Signal Space is an electroacoustic piece that I composed for the 2023 Bowed Electrons Festival & Symposium. The piece functions as a composition study where I apply the concept of 'data as design material' in music composition. This concept comes from soma-design methodology, where the design process is guided by bodily practices and grounded in a designer's lived experience. In addition to being a complete work on its own, this piece informs the design process for an interactive music system that I am making. In this way, I use composition as a design method.

In this piece, I use data recordings of the electrical activity from of own muscle contractions (electromyographic) and heartbeat (electrocardiographic). The composition comprises two sections: in the first section, I use this bioelectric data as sound material. In the second, the data functions as control signals applied to pre-recorded samples of viola audio.

The piece begins with a raw sonified electromyographic signal. We hear the signal as it is with very little filtering. Gradually, a swishing sound reveals itself. This is the same raw signal, but it has been analysed and separated into different frequency bands. We can now understand the raw signal as a rich combination of many bioelectric impulses (known in neuroscience as action-potentials), shooting through multiple muscle fibers all at once. We then hear the most prominent frequencies within each ‘swish’ as a collection of clicks and pops.

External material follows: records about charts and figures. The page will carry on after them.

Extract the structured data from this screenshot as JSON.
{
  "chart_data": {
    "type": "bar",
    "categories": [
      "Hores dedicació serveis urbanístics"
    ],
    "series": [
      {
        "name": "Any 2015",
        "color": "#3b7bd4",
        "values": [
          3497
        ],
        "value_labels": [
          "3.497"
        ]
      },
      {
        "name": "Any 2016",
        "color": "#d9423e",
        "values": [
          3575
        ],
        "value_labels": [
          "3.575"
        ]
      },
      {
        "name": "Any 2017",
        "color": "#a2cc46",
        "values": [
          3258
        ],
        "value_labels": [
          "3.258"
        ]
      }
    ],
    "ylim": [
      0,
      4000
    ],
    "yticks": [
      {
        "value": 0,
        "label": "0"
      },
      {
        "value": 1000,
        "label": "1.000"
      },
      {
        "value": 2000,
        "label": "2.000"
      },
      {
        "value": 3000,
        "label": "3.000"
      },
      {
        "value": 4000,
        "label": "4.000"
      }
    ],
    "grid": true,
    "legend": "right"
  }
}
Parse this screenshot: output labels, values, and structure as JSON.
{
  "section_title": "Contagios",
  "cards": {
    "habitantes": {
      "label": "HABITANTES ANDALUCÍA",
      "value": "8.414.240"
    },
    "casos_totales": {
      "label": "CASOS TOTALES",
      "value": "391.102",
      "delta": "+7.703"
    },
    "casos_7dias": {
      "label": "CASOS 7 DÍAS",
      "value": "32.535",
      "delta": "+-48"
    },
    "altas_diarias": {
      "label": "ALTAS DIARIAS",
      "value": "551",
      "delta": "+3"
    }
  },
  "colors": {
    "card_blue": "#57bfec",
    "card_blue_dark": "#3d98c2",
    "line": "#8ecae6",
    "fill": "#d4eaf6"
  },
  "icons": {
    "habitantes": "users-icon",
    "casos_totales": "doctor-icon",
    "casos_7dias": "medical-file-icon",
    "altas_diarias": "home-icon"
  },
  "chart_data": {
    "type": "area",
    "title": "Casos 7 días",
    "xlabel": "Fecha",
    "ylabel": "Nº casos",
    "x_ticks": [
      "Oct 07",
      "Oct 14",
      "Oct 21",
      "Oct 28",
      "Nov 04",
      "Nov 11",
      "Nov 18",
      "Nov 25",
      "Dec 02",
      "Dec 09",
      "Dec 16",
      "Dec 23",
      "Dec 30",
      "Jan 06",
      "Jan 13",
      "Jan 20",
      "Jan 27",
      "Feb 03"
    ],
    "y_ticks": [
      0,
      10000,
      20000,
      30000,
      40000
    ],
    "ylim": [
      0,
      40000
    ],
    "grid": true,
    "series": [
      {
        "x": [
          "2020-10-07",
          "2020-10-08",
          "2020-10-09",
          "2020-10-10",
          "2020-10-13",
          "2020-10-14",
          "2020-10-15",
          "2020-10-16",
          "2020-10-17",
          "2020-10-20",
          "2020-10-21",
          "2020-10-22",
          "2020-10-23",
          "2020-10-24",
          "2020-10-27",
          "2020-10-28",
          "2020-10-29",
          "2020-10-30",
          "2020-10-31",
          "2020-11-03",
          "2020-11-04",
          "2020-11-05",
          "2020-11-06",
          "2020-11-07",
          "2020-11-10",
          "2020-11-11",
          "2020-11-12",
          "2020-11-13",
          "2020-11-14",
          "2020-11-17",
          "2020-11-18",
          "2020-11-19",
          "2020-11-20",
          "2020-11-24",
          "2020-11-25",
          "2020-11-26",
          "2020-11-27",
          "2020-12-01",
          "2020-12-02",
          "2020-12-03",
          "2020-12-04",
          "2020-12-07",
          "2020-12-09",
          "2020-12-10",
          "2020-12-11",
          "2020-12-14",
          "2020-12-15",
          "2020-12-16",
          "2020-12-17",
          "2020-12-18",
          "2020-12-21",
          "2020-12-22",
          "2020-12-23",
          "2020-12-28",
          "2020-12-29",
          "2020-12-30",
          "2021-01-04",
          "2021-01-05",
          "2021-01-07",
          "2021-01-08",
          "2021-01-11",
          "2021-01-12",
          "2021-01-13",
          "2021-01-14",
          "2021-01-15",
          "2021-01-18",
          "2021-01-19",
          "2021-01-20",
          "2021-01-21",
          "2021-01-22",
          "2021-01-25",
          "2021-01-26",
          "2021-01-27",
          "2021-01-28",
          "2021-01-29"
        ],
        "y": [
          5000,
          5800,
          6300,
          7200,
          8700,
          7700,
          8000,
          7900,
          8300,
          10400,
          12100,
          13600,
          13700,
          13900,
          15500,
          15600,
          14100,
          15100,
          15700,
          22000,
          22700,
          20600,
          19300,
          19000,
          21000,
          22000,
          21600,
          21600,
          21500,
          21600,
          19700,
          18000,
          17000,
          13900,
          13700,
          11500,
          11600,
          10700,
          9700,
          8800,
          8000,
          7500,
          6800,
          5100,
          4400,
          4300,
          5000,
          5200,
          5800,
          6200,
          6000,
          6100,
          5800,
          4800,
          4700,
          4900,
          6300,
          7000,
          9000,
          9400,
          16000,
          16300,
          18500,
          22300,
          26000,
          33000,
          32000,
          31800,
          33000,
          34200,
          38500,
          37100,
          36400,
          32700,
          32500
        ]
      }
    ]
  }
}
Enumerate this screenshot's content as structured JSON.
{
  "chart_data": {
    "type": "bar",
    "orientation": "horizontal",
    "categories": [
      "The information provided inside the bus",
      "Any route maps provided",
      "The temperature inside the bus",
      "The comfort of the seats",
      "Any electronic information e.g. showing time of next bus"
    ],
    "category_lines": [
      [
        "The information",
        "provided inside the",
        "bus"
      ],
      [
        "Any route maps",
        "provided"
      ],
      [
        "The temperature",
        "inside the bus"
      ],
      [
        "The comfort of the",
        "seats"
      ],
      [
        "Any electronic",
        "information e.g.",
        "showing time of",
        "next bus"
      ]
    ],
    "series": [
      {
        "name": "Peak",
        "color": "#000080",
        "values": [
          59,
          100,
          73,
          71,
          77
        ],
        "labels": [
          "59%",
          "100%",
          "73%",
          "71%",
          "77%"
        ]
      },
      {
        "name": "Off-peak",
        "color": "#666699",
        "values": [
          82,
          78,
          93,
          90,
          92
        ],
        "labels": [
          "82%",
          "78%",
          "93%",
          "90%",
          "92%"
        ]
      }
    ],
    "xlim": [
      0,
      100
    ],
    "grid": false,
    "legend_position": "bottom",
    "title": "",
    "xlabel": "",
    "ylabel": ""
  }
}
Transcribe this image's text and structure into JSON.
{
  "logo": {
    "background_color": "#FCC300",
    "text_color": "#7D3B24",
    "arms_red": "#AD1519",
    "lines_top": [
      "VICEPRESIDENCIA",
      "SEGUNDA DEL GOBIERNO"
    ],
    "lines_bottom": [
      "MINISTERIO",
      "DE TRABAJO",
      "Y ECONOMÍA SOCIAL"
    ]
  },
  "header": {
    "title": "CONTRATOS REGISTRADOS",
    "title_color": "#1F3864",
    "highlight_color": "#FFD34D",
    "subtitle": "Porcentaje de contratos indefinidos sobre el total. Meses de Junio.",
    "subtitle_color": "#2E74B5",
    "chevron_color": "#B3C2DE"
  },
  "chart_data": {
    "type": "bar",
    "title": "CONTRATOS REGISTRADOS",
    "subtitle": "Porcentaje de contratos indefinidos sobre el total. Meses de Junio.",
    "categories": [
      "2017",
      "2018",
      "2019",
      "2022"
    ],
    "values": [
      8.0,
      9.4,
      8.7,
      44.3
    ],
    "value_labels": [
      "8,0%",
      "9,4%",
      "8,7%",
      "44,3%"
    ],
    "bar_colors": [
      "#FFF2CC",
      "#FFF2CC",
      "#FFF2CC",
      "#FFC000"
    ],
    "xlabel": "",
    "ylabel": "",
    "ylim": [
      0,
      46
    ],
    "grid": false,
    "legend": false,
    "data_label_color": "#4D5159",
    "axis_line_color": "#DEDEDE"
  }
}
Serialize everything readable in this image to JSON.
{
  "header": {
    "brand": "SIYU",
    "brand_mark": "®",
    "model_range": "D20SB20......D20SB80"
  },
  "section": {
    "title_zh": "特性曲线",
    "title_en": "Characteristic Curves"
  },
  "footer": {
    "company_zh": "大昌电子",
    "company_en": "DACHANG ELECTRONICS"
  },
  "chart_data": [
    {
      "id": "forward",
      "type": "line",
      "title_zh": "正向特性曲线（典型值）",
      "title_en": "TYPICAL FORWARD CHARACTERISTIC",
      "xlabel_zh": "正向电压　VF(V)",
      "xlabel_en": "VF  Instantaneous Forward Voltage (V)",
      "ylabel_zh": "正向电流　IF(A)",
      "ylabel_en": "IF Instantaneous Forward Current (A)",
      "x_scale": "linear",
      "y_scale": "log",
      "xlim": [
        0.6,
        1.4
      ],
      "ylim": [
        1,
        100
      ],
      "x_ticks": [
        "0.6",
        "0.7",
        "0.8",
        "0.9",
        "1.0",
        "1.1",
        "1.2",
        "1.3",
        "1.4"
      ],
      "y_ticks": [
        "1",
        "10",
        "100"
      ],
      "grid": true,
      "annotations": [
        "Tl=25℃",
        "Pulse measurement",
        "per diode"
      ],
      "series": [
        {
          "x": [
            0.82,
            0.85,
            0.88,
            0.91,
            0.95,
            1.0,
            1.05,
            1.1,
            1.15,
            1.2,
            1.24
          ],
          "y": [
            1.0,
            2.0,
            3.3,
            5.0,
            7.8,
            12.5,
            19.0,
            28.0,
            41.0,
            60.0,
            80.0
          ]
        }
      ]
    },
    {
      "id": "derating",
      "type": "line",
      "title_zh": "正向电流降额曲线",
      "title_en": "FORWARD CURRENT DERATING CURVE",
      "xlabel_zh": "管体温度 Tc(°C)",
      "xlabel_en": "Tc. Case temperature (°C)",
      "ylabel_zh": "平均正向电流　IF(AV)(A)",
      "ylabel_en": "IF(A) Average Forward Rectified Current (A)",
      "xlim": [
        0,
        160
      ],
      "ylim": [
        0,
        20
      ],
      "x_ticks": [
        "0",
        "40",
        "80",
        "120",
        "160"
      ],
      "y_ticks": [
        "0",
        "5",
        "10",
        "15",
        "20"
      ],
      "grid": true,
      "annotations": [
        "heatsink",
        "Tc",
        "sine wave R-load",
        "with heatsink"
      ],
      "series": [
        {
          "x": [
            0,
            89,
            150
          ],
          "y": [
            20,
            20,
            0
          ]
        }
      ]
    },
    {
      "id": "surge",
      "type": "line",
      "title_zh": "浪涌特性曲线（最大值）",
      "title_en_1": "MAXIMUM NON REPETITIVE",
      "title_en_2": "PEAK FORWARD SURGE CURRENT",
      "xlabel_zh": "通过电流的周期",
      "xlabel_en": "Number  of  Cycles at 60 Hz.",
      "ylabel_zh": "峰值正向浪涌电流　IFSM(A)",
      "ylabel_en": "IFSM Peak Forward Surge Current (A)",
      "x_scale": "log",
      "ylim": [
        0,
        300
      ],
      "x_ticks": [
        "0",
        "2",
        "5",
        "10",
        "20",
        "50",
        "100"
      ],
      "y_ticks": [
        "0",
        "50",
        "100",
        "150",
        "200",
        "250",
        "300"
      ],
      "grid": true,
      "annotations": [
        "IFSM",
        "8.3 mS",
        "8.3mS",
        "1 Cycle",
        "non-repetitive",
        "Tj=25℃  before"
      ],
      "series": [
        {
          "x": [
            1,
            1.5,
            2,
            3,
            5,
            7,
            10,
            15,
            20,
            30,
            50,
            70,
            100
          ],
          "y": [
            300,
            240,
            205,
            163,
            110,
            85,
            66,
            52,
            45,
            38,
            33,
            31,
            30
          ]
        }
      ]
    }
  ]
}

These signals then introduce glitches in short loops of viola samples through continuous controll of the loop start and end points (in the audio sample tracks). These glitches occasionally create new synthesized pitches. Towards the end of the piece, my heartbeat grounds the music in contrast to the chaos of the glitching loops. Finally, only my heartbeat remains.

By delving into data as design material I hope to deepen understandings of the underlying bodily processes inside our bodies as living beings. By doing so through music, we can gain nuanced, tacit understandings that may difficult to articulate with language or quantitative methods.